Achtung, Spucke!

Die Sopranistin Sarah Maria Sun umgarnt das Publikum am Freitagabend im Dortmunder Konzerthaus mit neuer Musik. Funktioniert das? Ja, wunderbar: von Freak zu Freak!

Sarah Maria Sun mit Chamäleon von Rüdiger Schestak

Sarah Maria Sun. Sie steht, den leeren Konzertsaal im Rücken, alleine an der Rampe. Sie kriecht auf allen Vieren, sie schlägt sich selbst ins Gesicht, röchelt, kreischt, fiept, hustet, jodelt und stöhnt. Man fragt sich: Warum tut diese Sängerin sich das an?

Sun ist eine Ausnahmesopranistin mit Ausnahmerepertoire, spezialisiert auf vorrangig zeitgenössische Werke und hat schon über 300 Uraufführungen gesungen. Sie ist extrem gefragt, tritt überall auf, in Salzburg oder Luzern, Paris oder Hamburg, und während wir Normalos schlafen oder unsere Schuhe putzen, tourt sie um die Welt, um auf die kleinen und großen Bühnen zu spucken. 

Sarah Maria Sun ist kein „normaler“ Mensch. Sun bezeichnet sich selbst als Freak. Bei der Abo-Reihe „Musik für Freaks“ im Dortmunder Konzerthaus sitzt das Publikum an diesem Abend im Halbkreis auf der Bühne, rund hundertsechzig Leute – erstaunlich gut besucht für ein rein aus zeitgenössischen Kompositionen bestehendes Solo-Programm, mit Stücken von John Cage, Rebecca Saunders, Georges Aperghis, Luciano Berio und Luigi Nono. Dazwischen plaudert Sun auf eingängige Weise spielerisch leicht über Inhalt und Struktur der Musik, zum Beispiel über „O“ von Saunders, der einzigen weiblichen Komponistin des Abends. Zum Glück nicht die einzig starke Frau! Das Werk ist für Sarah Maria Sun gemacht. Ihre sonnendurchströmte Stimme wandert durch Register und Frequenzen, wie ein Klang-Chamäleon. Fischige Walgesänge unterbrechen einatmend ausgespuckte Konsonanten, taubenartiges Obertongegurre. 
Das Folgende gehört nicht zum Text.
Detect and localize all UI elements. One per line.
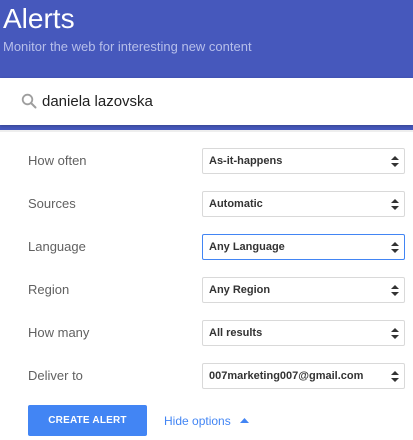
up-down-arrows-icon — [391, 156, 399, 167]
sources-value: Automatic — [209, 198, 263, 210]
option-row-sources: Sources Automatic — [0, 191, 413, 217]
region-label: Region — [28, 282, 70, 297]
caret-up-icon — [240, 418, 250, 424]
create-alert-button[interactable]: CREATE ALERT — [28, 405, 147, 436]
up-down-arrows-icon — [391, 285, 399, 296]
deliver-to-value: 007marketing007@gmail.com — [209, 370, 364, 382]
hide-options-label: Hide options — [164, 414, 231, 428]
deliver-to-select[interactable]: 007marketing007@gmail.com — [202, 363, 405, 389]
region-value: Any Region — [209, 284, 271, 296]
up-down-arrows-icon — [391, 242, 399, 253]
sources-label: Sources — [28, 196, 76, 211]
search-input[interactable] — [42, 90, 382, 112]
language-value: Any Language — [209, 241, 285, 253]
option-row-how-many: How many All results — [0, 320, 413, 346]
hide-options-link[interactable]: Hide options — [164, 413, 250, 429]
how-often-value: As-it-happens — [209, 155, 283, 167]
sources-select[interactable]: Automatic — [202, 191, 405, 217]
up-down-arrows-icon — [391, 199, 399, 210]
option-row-region: Region Any Region — [0, 277, 413, 303]
page-subtitle: Monitor the web for interesting new cont… — [3, 39, 252, 54]
option-row-language: Language Any Language — [0, 234, 413, 260]
search-icon — [21, 93, 37, 109]
up-down-arrows-icon — [391, 328, 399, 339]
search-box[interactable] — [0, 78, 413, 125]
how-many-label: How many — [28, 325, 90, 340]
option-row-how-often: How often As-it-happens — [0, 148, 413, 174]
deliver-to-label: Deliver to — [28, 368, 83, 383]
region-select[interactable]: Any Region — [202, 277, 405, 303]
language-label: Language — [28, 239, 86, 254]
up-down-arrows-icon — [391, 371, 399, 382]
how-often-select[interactable]: As-it-happens — [202, 148, 405, 174]
how-many-value: All results — [209, 327, 263, 339]
option-row-deliver-to: Deliver to 007marketing007@gmail.com — [0, 363, 413, 389]
options-panel: How often As-it-happens Sources Automati… — [0, 132, 413, 440]
how-many-select[interactable]: All results — [202, 320, 405, 346]
how-often-label: How often — [28, 153, 87, 168]
language-select[interactable]: Any Language — [202, 234, 405, 260]
page-title: Alerts — [3, 3, 75, 34]
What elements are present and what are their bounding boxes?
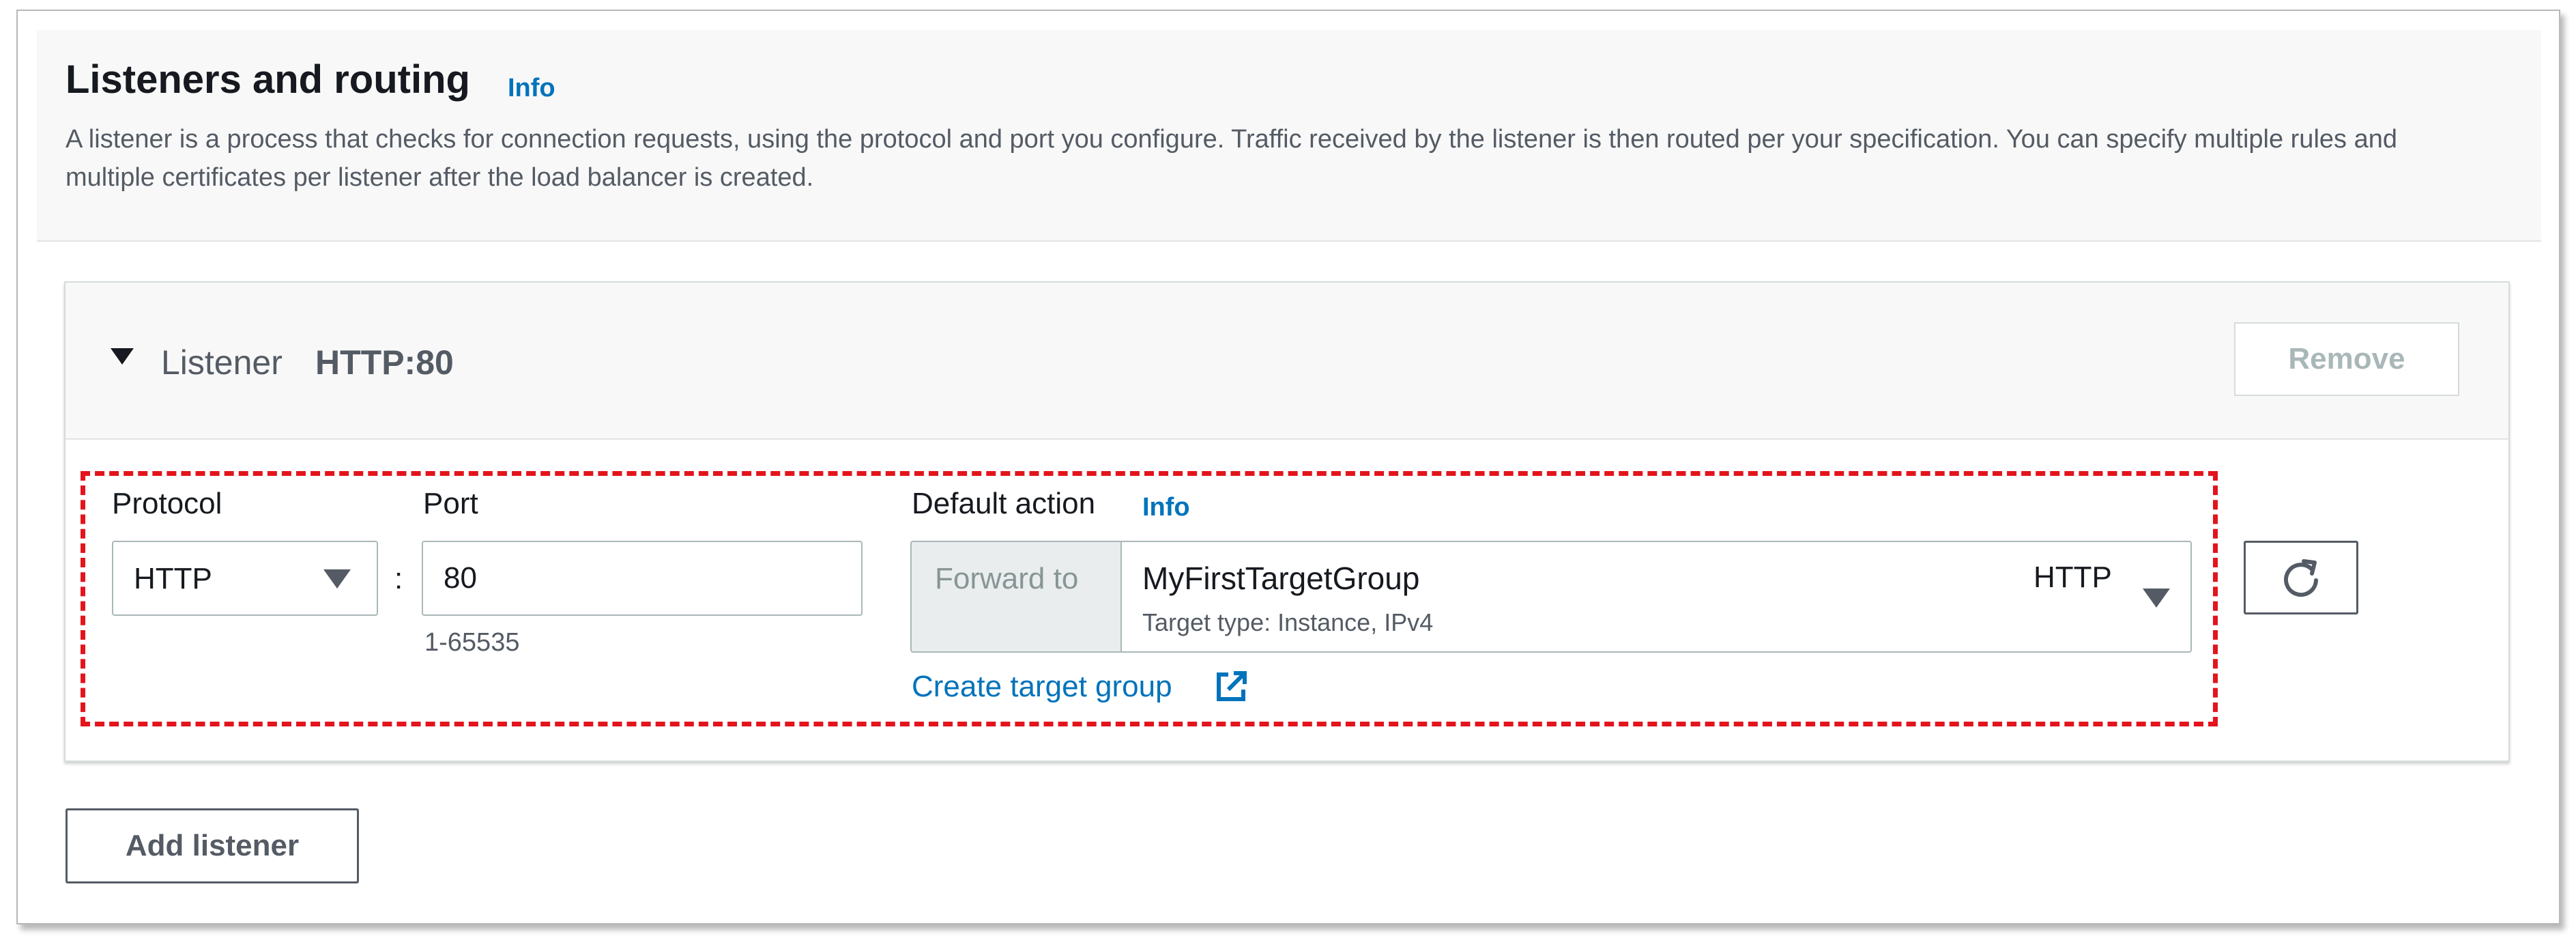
remove-button[interactable]: Remove (2234, 322, 2459, 396)
protocol-label: Protocol (112, 487, 222, 520)
page: Listeners and routing Info A listener is… (0, 0, 2576, 949)
forward-to-label: Forward to (935, 562, 1079, 595)
add-listener-button[interactable]: Add listener (66, 808, 359, 883)
target-group-protocol: HTTP (2034, 561, 2112, 594)
refresh-button[interactable] (2244, 541, 2358, 614)
target-group-select[interactable]: MyFirstTargetGroup Target type: Instance… (1120, 541, 2192, 653)
dropdown-caret-icon (2143, 589, 2170, 608)
protocol-select[interactable]: HTTP (112, 541, 378, 616)
listener-value: HTTP:80 (315, 343, 454, 382)
section-description: A listener is a process that checks for … (66, 125, 2397, 192)
protocol-port-separator: : (394, 562, 403, 595)
refresh-icon (2284, 559, 2318, 597)
default-action-label: Default action (912, 487, 1096, 520)
section-info-link[interactable]: Info (508, 75, 555, 101)
target-group-name: MyFirstTargetGroup (1142, 561, 1420, 596)
create-target-group-link[interactable]: Create target group (912, 672, 1172, 702)
port-input[interactable] (422, 541, 863, 616)
default-action-info-link[interactable]: Info (1142, 494, 1190, 520)
forward-to-addon: Forward to (910, 541, 1122, 653)
port-label: Port (423, 487, 478, 520)
section-title: Listeners and routing (66, 57, 470, 102)
listener-label: Listener (161, 343, 283, 382)
target-group-details: Target type: Instance, IPv4 (1142, 608, 1434, 636)
port-hint: 1-65535 (424, 628, 520, 657)
dropdown-caret-icon (323, 569, 351, 589)
external-link-icon[interactable] (1213, 669, 1249, 705)
caret-down-icon[interactable] (111, 348, 134, 365)
protocol-selected-value: HTTP (134, 562, 212, 595)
Luciano Berio, als einer der ersten auf der Suche nach unverbrauchten Ausdrucksmöglichkeiten der menschlichen Stimme, vollendete 1966 „Sequenza III für Frauenstimme“, ein kleines Musiktheaterstück, sogar mit Gegenwartsbezug: Der starke Text von Markus Kutter schlägt sich auf die Seite der sich frei bewegenden, selbstbewussten Frau, passend zur Me-too-Debatte. Das fordert athletische Kräfte von Sarah Maria Sun, sie wirft sich ins Zeug, Schläge fallen, ihre Steckfrisur löst sich, ihr Absatz bleibt im Parkett stecken, ihr Kleid reißt. Aber sich dadurch aus dem Takt bringen lassen? Nicht Sun: „Without worrying“! Als wäre das alles geplant gewesen, verkauft sie den Fauxpas als gewollt, sie baut ihn ein in ihre szenisch starke Interpretation. Was ihr vielleicht an Lässigkeit fehlt, macht sie wett durch Intensität und Charisma. Eine mitreißende Performance! 

Eine Künstlerin, bei der nicht nur Spucke und Schweiß fließen. Sarah Maria Sun ist ein echter Freak. Das ist nicht einfach. Sie steht für alles, was schwierig ist. Ihre Kraft, ihre Extremität und ihre Einzigartigkeit macht Hoffnung auf eine freakige Zukunft.